Mason, Mildred; And Others
Good and poor sixth grade readers served as subjects. Experiment 1 tested for immediate spatial order memory of letters by giving children four or six consonants and having them place the letters in the order in which they had appeared in a just-viewed stimulus. The consonants composing the strings were either positionally redundant (R) or nonredundant (NR) based on positional frequencies of letters in printed English. Poor readers were equal to good readers on four-letter strings, but inferior to good readers on both R and NR six-letter strings. Both reader groups were better in retrieving spatial order for R strings than for NR strings. Experiment 2 tested for immediate spatial order memory and immediate item memory for strings of eight digits and strings of eight consonants.
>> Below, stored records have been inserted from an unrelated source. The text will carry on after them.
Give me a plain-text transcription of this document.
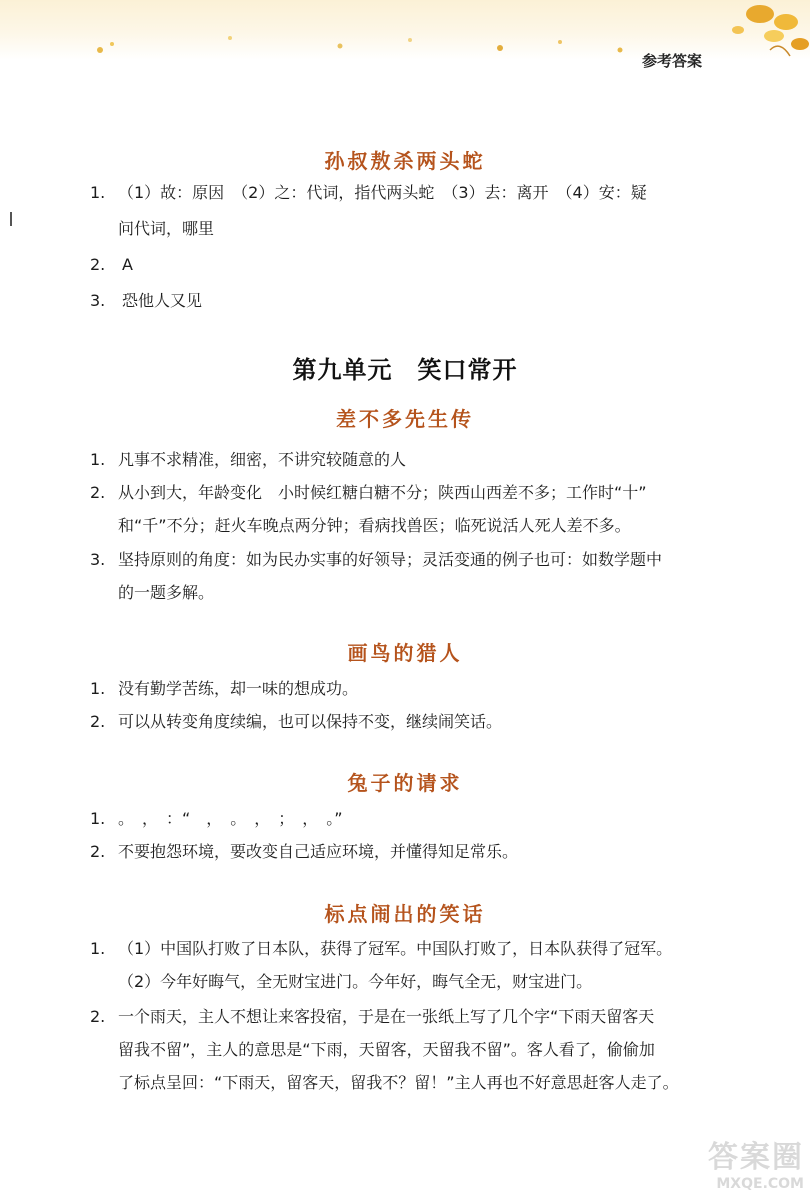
参考答案
孙叔敖杀两头蛇
1. （1）故：原因　（2）之：代词，指代两头蛇　（3）去：离开　（4）安：疑
问代词，哪里
2. A
3. 恐他人又见
第九单元　笑口常开
差不多先生传
1. 凡事不求精准，细密，不讲究较随意的人
2. 从小到大，年龄变化　小时候红糖白糖不分；陕西山西差不多；工作时“十”
和“千”不分；赶火车晚点两分钟；看病找兽医；临死说活人死人差不多。
3. 坚持原则的角度：如为民办实事的好领导；灵活变通的例子也可：如数学题中
的一题多解。
画鸟的猎人
1. 没有勤学苦练，却一味的想成功。
2. 可以从转变角度续编，也可以保持不变，继续闹笑话。
兔子的请求
1. 。　，　：“　，　。　，　；　，　。”
2. 不要抱怨环境，要改变自己适应环境，并懂得知足常乐。
标点闹出的笑话
1. （1）中国队打败了日本队，获得了冠军。中国队打败了，日本队获得了冠军。
（2）今年好晦气，全无财宝进门。今年好，晦气全无，财宝进门。
2. 一个雨天，主人不想让来客投宿，于是在一张纸上写了几个字“下雨天留客天
留我不留”，主人的意思是“下雨，天留客，天留我不留”。客人看了，偷偷加
了标点呈回：“下雨天，留客天，留我不？留！”主人再也不好意思赶客人走了。
答案圈
MXQE.COM
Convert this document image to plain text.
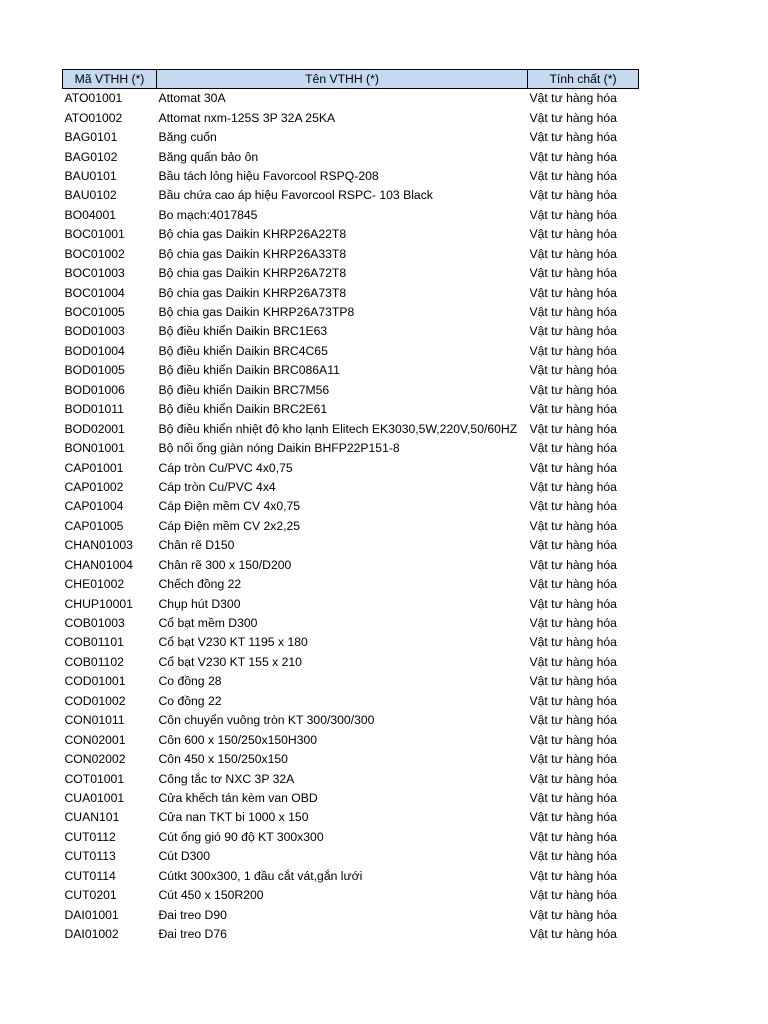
Mã VTHH (*)	Tên VTHH (*)	Tính chất (*)
ATO01001	Attomat 30A	Vật tư hàng hóa
ATO01002	Attomat nxm-125S 3P 32A 25KA	Vật tư hàng hóa
BAG0101	Băng cuốn	Vật tư hàng hóa
BAG0102	Băng quấn bảo ôn	Vật tư hàng hóa
BAU0101	Bầu tách lỏng hiệu Favorcool RSPQ-208	Vật tư hàng hóa
BAU0102	Bầu chứa cao áp hiệu Favorcool RSPC- 103 Black	Vật tư hàng hóa
BO04001	Bo mạch:4017845	Vật tư hàng hóa
BOC01001	Bộ chia gas Daikin KHRP26A22T8	Vật tư hàng hóa
BOC01002	Bộ chia gas Daikin KHRP26A33T8	Vật tư hàng hóa
BOC01003	Bộ chia gas Daikin KHRP26A72T8	Vật tư hàng hóa
BOC01004	Bộ chia gas Daikin KHRP26A73T8	Vật tư hàng hóa
BOC01005	Bộ chia gas Daikin KHRP26A73TP8	Vật tư hàng hóa
BOD01003	Bộ điều khiển Daikin BRC1E63	Vật tư hàng hóa
BOD01004	Bộ điều khiển Daikin BRC4C65	Vật tư hàng hóa
BOD01005	Bộ điều khiển Daikin BRC086A11	Vật tư hàng hóa
BOD01006	Bộ điều khiển Daikin BRC7M56	Vật tư hàng hóa
BOD01011	Bộ điều khiển Daikin BRC2E61	Vật tư hàng hóa
BOD02001	Bộ điều khiển nhiệt độ kho lạnh Elitech EK3030,5W,220V,50/60HZ	Vật tư hàng hóa
BON01001	Bộ nối ống giàn nóng Daikin BHFP22P151-8	Vật tư hàng hóa
CAP01001	Cáp tròn Cu/PVC 4x0,75	Vật tư hàng hóa
CAP01002	Cáp tròn Cu/PVC 4x4	Vật tư hàng hóa
CAP01004	Cáp Điện mềm CV 4x0,75	Vật tư hàng hóa
CAP01005	Cáp Điện mềm CV 2x2,25	Vật tư hàng hóa
CHAN01003	Chân rẽ D150	Vật tư hàng hóa
CHAN01004	Chân rẽ 300 x 150/D200	Vật tư hàng hóa
CHE01002	Chếch đồng 22	Vật tư hàng hóa
CHUP10001	Chụp hút D300	Vật tư hàng hóa
COB01003	Cổ bạt mềm D300	Vật tư hàng hóa
COB01101	Cổ bạt V230 KT 1195 x 180	Vật tư hàng hóa
COB01102	Cổ bạt V230 KT 155 x 210	Vật tư hàng hóa
COD01001	Co đồng 28	Vật tư hàng hóa
COD01002	Co đồng 22	Vật tư hàng hóa
CON01011	Côn chuyển vuông tròn KT 300/300/300	Vật tư hàng hóa
CON02001	Côn 600 x 150/250x150H300	Vật tư hàng hóa
CON02002	Côn 450 x 150/250x150	Vật tư hàng hóa
COT01001	Công tắc tơ NXC 3P 32A	Vật tư hàng hóa
CUA01001	Cửa khếch tán kèm van OBD	Vật tư hàng hóa
CUAN101	Cửa nan TKT bi 1000 x 150	Vật tư hàng hóa
CUT0112	Cút ống gió 90 độ KT 300x300	Vật tư hàng hóa
CUT0113	Cút D300	Vật tư hàng hóa
CUT0114	Cútkt 300x300, 1 đầu cắt vát,gắn lưới	Vật tư hàng hóa
CUT0201	Cút 450 x 150R200	Vật tư hàng hóa
DAI01001	Đai treo D90	Vật tư hàng hóa
DAI01002	Đai treo D76	Vật tư hàng hóa
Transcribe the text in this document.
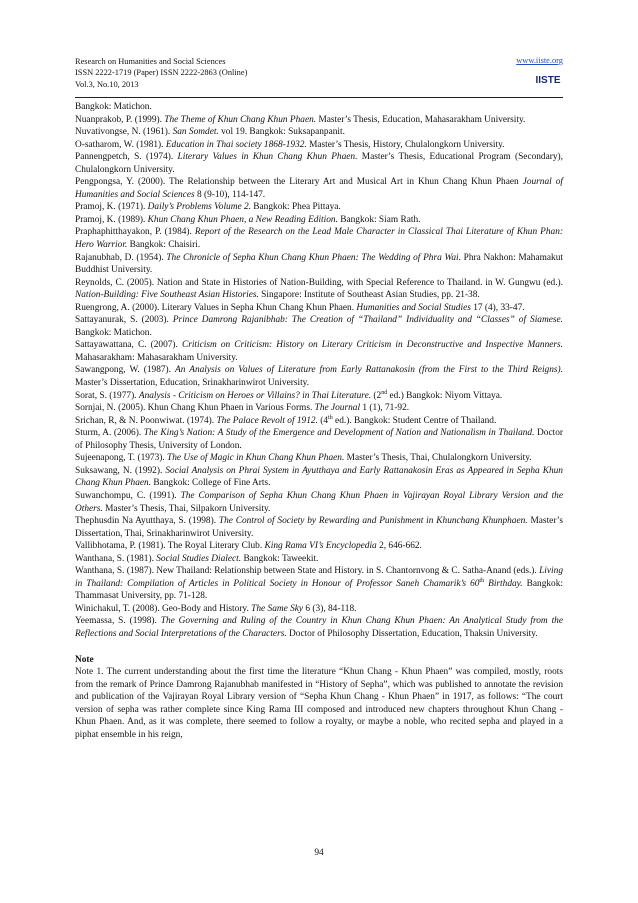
Research on Humanities and Social Sciences
ISSN 2222-1719 (Paper) ISSN 2222-2863 (Online)
Vol.3, No.10, 2013
www.iiste.org
IISTE
Bangkok: Matichon.
Nuanprakob, P. (1999). The Theme of Khun Chang Khun Phaen. Master’s Thesis, Education, Mahasarakham University.
Nuvativongse, N. (1961). San Somdet. vol 19. Bangkok: Suksapanpanit.
O-satharom, W. (1981). Education in Thai society 1868-1932. Master’s Thesis, History, Chulalongkorn University.
Pannengpetch, S. (1974). Literary Values in Khun Chang Khun Phaen. Master’s Thesis, Educational Program (Secondary), Chulalongkorn University.
Pengpongsa, Y. (2000). The Relationship between the Literary Art and Musical Art in Khun Chang Khun Phaen Journal of Humanities and Social Sciences 8 (9-10), 114-147.
Pramoj, K. (1971). Daily’s Problems Volume 2. Bangkok: Phea Pittaya.
Pramoj, K. (1989). Khun Chang Khun Phaen, a New Reading Edition. Bangkok: Siam Rath.
Praphaphitthayakon, P. (1984). Report of the Research on the Lead Male Character in Classical Thai Literature of Khun Phan: Hero Warrior. Bangkok: Chaisiri.
Rajanubhab, D. (1954). The Chronicle of Sepha Khun Chang Khun Phaen: The Wedding of Phra Wai. Phra Nakhon: Mahamakut Buddhist University.
Reynolds, C. (2005). Nation and State in Histories of Nation-Building, with Special Reference to Thailand. in W. Gungwu (ed.). Nation-Building: Five Southeast Asian Histories. Singapore: Institute of Southeast Asian Studies, pp. 21-38.
Ruengrong, A. (2000). Literary Values in Sepha Khun Chang Khun Phaen. Humanities and Social Studies 17 (4), 33-47.
Sattayanurak, S. (2003). Prince Damrong Rajanibhab: The Creation of “Thailand” Individuality and “Classes” of Siamese. Bangkok: Matichon.
Sattayawattana, C. (2007). Criticism on Criticism: History on Literary Criticism in Deconstructive and Inspective Manners. Mahasarakham: Mahasarakham University.
Sawangpong, W. (1987). An Analysis on Values of Literature from Early Rattanakosin (from the First to the Third Reigns). Master’s Dissertation, Education, Srinakharinwirot University.
Sorat, S. (1977). Analysis - Criticism on Heroes or Villains? in Thai Literature. (2nd ed.) Bangkok: Niyom Vittaya.
Sornjai, N. (2005). Khun Chang Khun Phaen in Various Forms. The Journal 1 (1), 71-92.
Srichan, R, & N. Poonwiwat. (1974). The Palace Revolt of 1912. (4th ed.). Bangkok: Student Centre of Thailand.
Sturm, A. (2006). The King’s Nation: A Study of the Emergence and Development of Nation and Nationalism in Thailand. Doctor of Philosophy Thesis, University of London.
Sujeenapong, T. (1973). The Use of Magic in Khun Chang Khun Phaen. Master’s Thesis, Thai, Chulalongkorn University.
Suksawang, N. (1992). Social Analysis on Phrai System in Ayutthaya and Early Rattanakosin Eras as Appeared in Sepha Khun Chang Khun Phaen. Bangkok: College of Fine Arts.
Suwanchompu, C. (1991). The Comparison of Sepha Khun Chang Khun Phaen in Vajirayan Royal Library Version and the Others. Master’s Thesis, Thai, Silpakorn University.
Thephusdin Na Ayutthaya, S. (1998). The Control of Society by Rewarding and Punishment in Khunchang Khunphaen. Master’s Dissertation, Thai, Srinakharinwirot University.
Vallibhotama, P. (1981). The Royal Literary Club. King Rama VI’s Encyclopedia 2, 646-662.
Wanthana, S. (1981). Social Studies Dialect. Bangkok: Taweekit.
Wanthana, S. (1987). New Thailand: Relationship between State and History. in S. Chantornvong & C. Satha-Anand (eds.). Living in Thailand: Compilation of Articles in Political Society in Honour of Professor Saneh Chamarik’s 60th Birthday. Bangkok: Thammasat University, pp. 71-128.
Winichakul, T. (2008). Geo-Body and History. The Same Sky 6 (3), 84-118.
Yeemassa, S. (1998). The Governing and Ruling of the Country in Khun Chang Khun Phaen: An Analytical Study from the Reflections and Social Interpretations of the Characters. Doctor of Philosophy Dissertation, Education, Thaksin University.
Note
Note 1. The current understanding about the first time the literature “Khun Chang - Khun Phaen” was compiled, mostly, roots from the remark of Prince Damrong Rajanubhab manifested in “History of Sepha”, which was published to annotate the revision and publication of the Vajirayan Royal Library version of “Sepha Khun Chang - Khun Phaen” in 1917, as follows: “The court version of sepha was rather complete since King Rama III composed and introduced new chapters throughout Khun Chang - Khun Phaen. And, as it was complete, there seemed to follow a royalty, or maybe a noble, who recited sepha and played in a piphat ensemble in his reign,
94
Good readers were better than poor readers on all tasks. Performance on digits was better than performance with litters in both the order and the recall tasks for the two groups. The importance to the reading process of the poor reader short-term memory deficit for spatial order information is discussed in terms of recent evidence that positional redundancy is used to augment visual feature information in the identification of single letters. (Author)
Publication Type: Reports - Research
Education Level: N/A
Audience: N/A
Language: N/A
Sponsor: National Inst. of Education (DHEW), Washington, DC.
Authoring Institution: Connecticut Univ., Storrs. Dept. of Psychology.